Durante los últimos años no dejamos de oír hablar del coche autónomo y de la implementación progresiva de la inteligencia artificial (IA) en los vehículos. Con marcas súper premium como Tesla que abanderan los avances en este sentido, y a la que recientemente se han unido los progresos de otras grandes marcas como Mercedes, Volvo o Audi.

Pero lo cierto es que a día de hoy la conducción 100% autónoma no sólo es ilegal, sino que aún se ubica en un futuro utópico en el que nuestros vehículos serán capaces de actuar como lo haría un humano ante cualquiera de los más que posibles y variados imprevistos que podemos encontrarnos en la carretera.

MIT y Microsoft trabajan para perfeccionar la IA del coche autónomo

Desde luego no podemos decir que la conducción autónoma sea una tecnología en pañales. Porque los avances en este campo en los últimos años han sido asombrosos. Pero sí es cierto que aún queda bastante trabajo por delante para que la IA de los coches pueda responder ante determinadas situaciones que no son previsibles en las simulaciones sobre las que se arma su programación. En esas situaciones totalmente imprevistas, o de dudosa resolución incluso para un conductor humano. 

Se trata de un objetivo difícil, pero es una barrera que habrá de franquear esta tecnología si aspiramos a que acabe imponiéndose la legalidad de que los vehículos conduzcan por nosotros.

Y en este sentido se encuentran trabajando precisamente varios ingenieros del MIT y los investigadores de Microsoft. Un grupo de profesionales de ambas entidades trabajan en la actualidad para acabar con los llamados “puntos ciegos” de la inteligencia artificial. Y lo están haciendo con un novedoso modelo de funcionamiento en el que la inteligencia artificial se vale, precisamente, de la inteligencia humana. 

Según explican desde el MIT, la IA de los coches autónomos se arma fundamentalmente gracias al entrenamiento en simuladores virtuales. Entrenando a estos sistemas para que los vehículos sean capaces de reaccionar ante cualquiera de los eventos que le surgen en la carretera. Pero el problema radica precisamente ahí: a veces el coche comete un error inesperado en el mundo real porque ocurre un evento que debería, pero no lo hace, alterar su comportamiento. ¿Por qué? Porque hay situaciones que se dan en el mundo real que no se dan en estas simulaciones. 

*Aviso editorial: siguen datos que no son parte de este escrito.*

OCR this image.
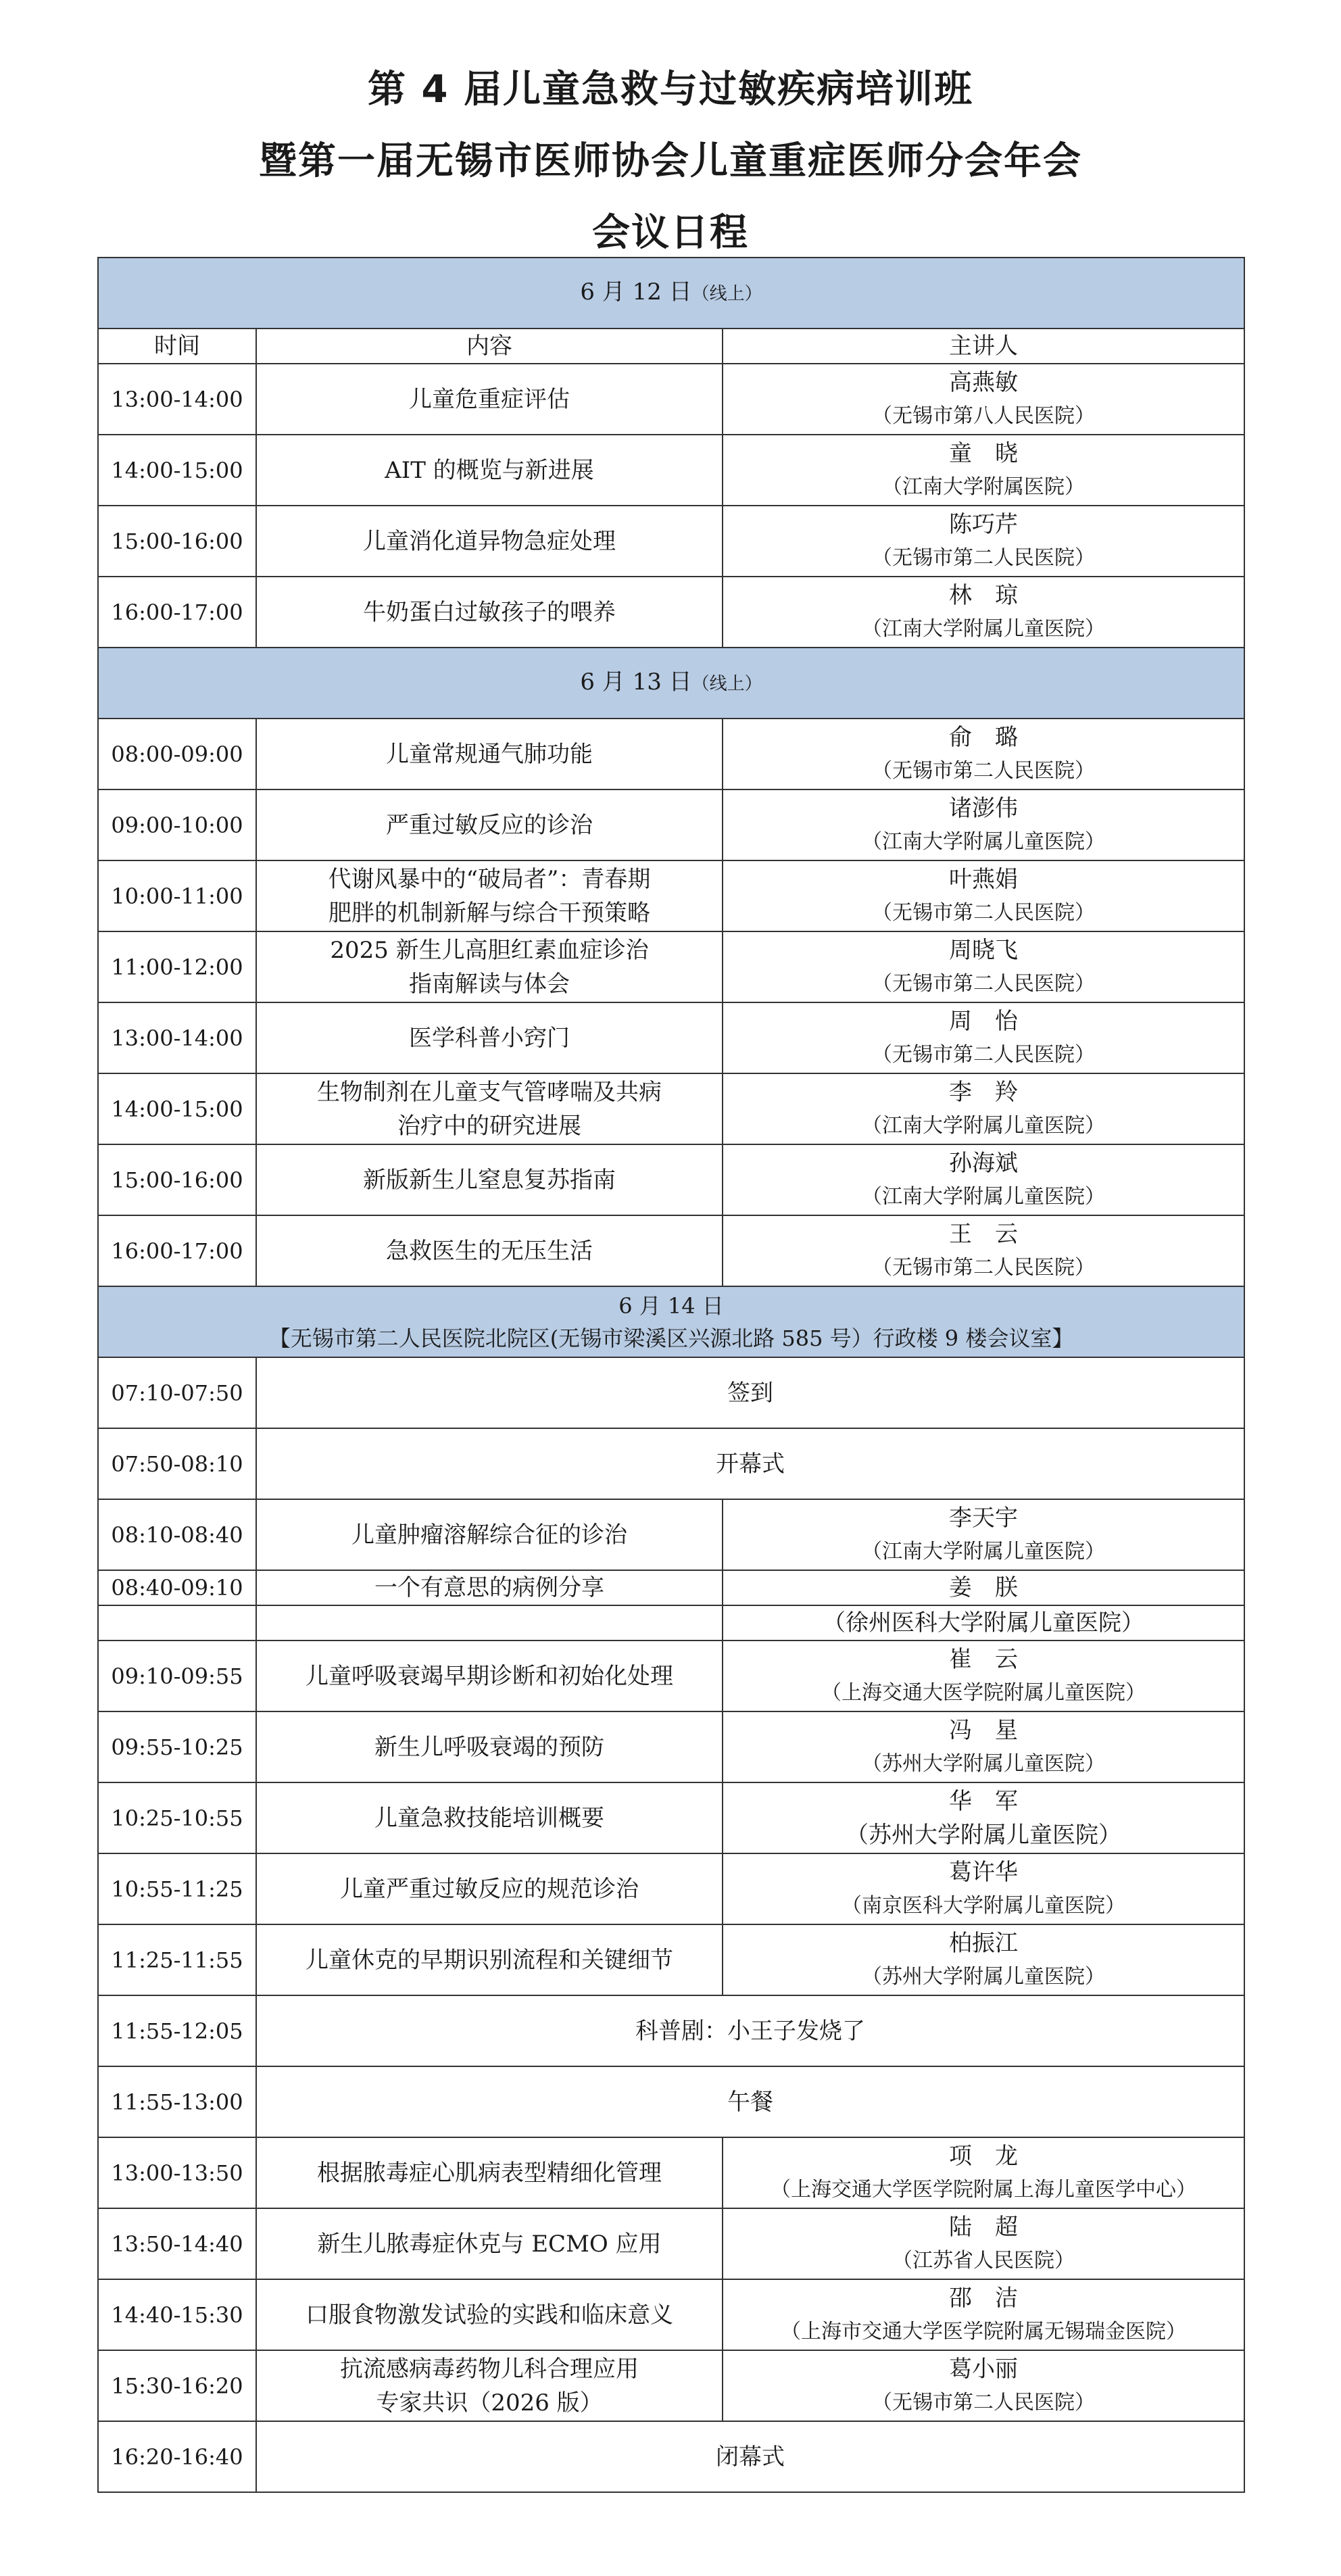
第 4 届儿童急救与过敏疾病培训班
暨第一届无锡市医师协会儿童重症医师分会年会
会议日程
6 月 12 日（线上）		
时间	内容	主讲人
13:00-14:00	儿童危重症评估	高燕敏
（无锡市第八人民医院）

14:00-15:00	AIT 的概览与新进展	童　晓
（江南大学附属医院）

15:00-16:00	儿童消化道异物急症处理	陈巧芹
（无锡市第二人民医院）

16:00-17:00	牛奶蛋白过敏孩子的喂养	林　琼
（江南大学附属儿童医院）

6 月 13 日（线上）		
08:00-09:00	儿童常规通气肺功能	俞　璐
（无锡市第二人民医院）

09:00-10:00	严重过敏反应的诊治	诸澎伟
（江南大学附属儿童医院）

10:00-11:00	代谢风暴中的“破局者”：青春期
肥胖的机制新解与综合干预策略	叶燕娟
（无锡市第二人民医院）

11:00-12:00	2025 新生儿高胆红素血症诊治
指南解读与体会	周晓飞
（无锡市第二人民医院）

13:00-14:00	医学科普小窍门	周　怡
（无锡市第二人民医院）

14:00-15:00	生物制剂在儿童支气管哮喘及共病
治疗中的研究进展	李　羚
（江南大学附属儿童医院）

15:00-16:00	新版新生儿窒息复苏指南	孙海斌
（江南大学附属儿童医院）

16:00-17:00	急救医生的无压生活	王　云
（无锡市第二人民医院）

6 月 14 日
【无锡市第二人民医院北院区(无锡市梁溪区兴源北路 585 号）行政楼 9 楼会议室】		

07:10-07:50	签到	
07:50-08:10	开幕式	
08:10-08:40	儿童肿瘤溶解综合征的诊治	李天宇
（江南大学附属儿童医院）

08:40-09:10	一个有意思的病例分享	姜　朕
		（徐州医科大学附属儿童医院）
09:10-09:55	儿童呼吸衰竭早期诊断和初始化处理	崔　云
（上海交通大医学院附属儿童医院）

09:55-10:25	新生儿呼吸衰竭的预防	冯　星
（苏州大学附属儿童医院）

10:25-10:55	儿童急救技能培训概要	华　军
（苏州大学附属儿童医院）

10:55-11:25	儿童严重过敏反应的规范诊治	葛许华
（南京医科大学附属儿童医院）

11:25-11:55	儿童休克的早期识别流程和关键细节	柏振江
（苏州大学附属儿童医院）

11:55-12:05	科普剧：小王子发烧了	
11:55-13:00	午餐	
13:00-13:50	根据脓毒症心肌病表型精细化管理	项　龙
（上海交通大学医学院附属上海儿童医学中心）

13:50-14:40	新生儿脓毒症休克与 ECMO 应用	陆　超
（江苏省人民医院）

14:40-15:30	口服食物激发试验的实践和临床意义	邵　洁
（上海市交通大学医学院附属无锡瑞金医院）

15:30-16:20	抗流感病毒药物儿科合理应用
专家共识（2026 版）	葛小丽
（无锡市第二人民医院）

16:20-16:40	闭幕式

Y ponen como ejemplo el caso en el que un coche autónomo no se hace a un lado para dejar pasar a una ambulancia con las luces de sirena puestas: “es posible que el automóvil autónomo no sepa que debe apartarse o detenerse porque no percibe a la ambulancia más que como otro automóvil blanco y grande”, señalan los investigadores.

Para acabar con estos “puntos ciegos” de capacitación los investigadores de Microsoft y el MIT han desarrollado un modelo que utiliza el aporte humano para descubrirlos. Un ser humano monitorea de cerca las acciones del sistema mientras actúa en el mundo real, proporcionando retroalimentación cuando el sistema cometió, o estaba a punto de cometer, cualquier error. Luego, los investigadores combinan los datos de las simulaciones virtuales con los datos de retroalimentación humana. Apoyando todo sobre una tecnología de aprendizaje automático que permite a la máquina extrapolar esas correcciones a más posibles casos donde necesitará información extra para actuar correctamente. 

“El modelo ayuda a los sistemas autónomos a saber mejor lo que no saben”, ha señalado Ramya Ramakrishnan, autor principal del modelo y especialista en Ciencias de la Computación e Inteligencia Artificial. “Muchas veces, cuando se implementan estos sistemas, sus simulaciones capacitadas no coinciden con las del mundo real y podrían cometer errores, como por ejemplo, meterse en accidentes. La idea es usar a los humanos para cerrar esa brecha entre la simulación y el mundo real, de manera segura, para que podamos reducir algunos de esos errores”.

“Cuando el sistema se implementa en el mundo real, puede utilizar este modelo aprendido para actuar con mayor cautela e inteligencia. Si el modelo aprendido predice que un estado es un punto ciego con alta probabilidad, el sistema puede consultar al conductor humano para saber si la acción es o no aceptable, permitiendo una ejecución más segura “, ha añadido Ramakrishnan.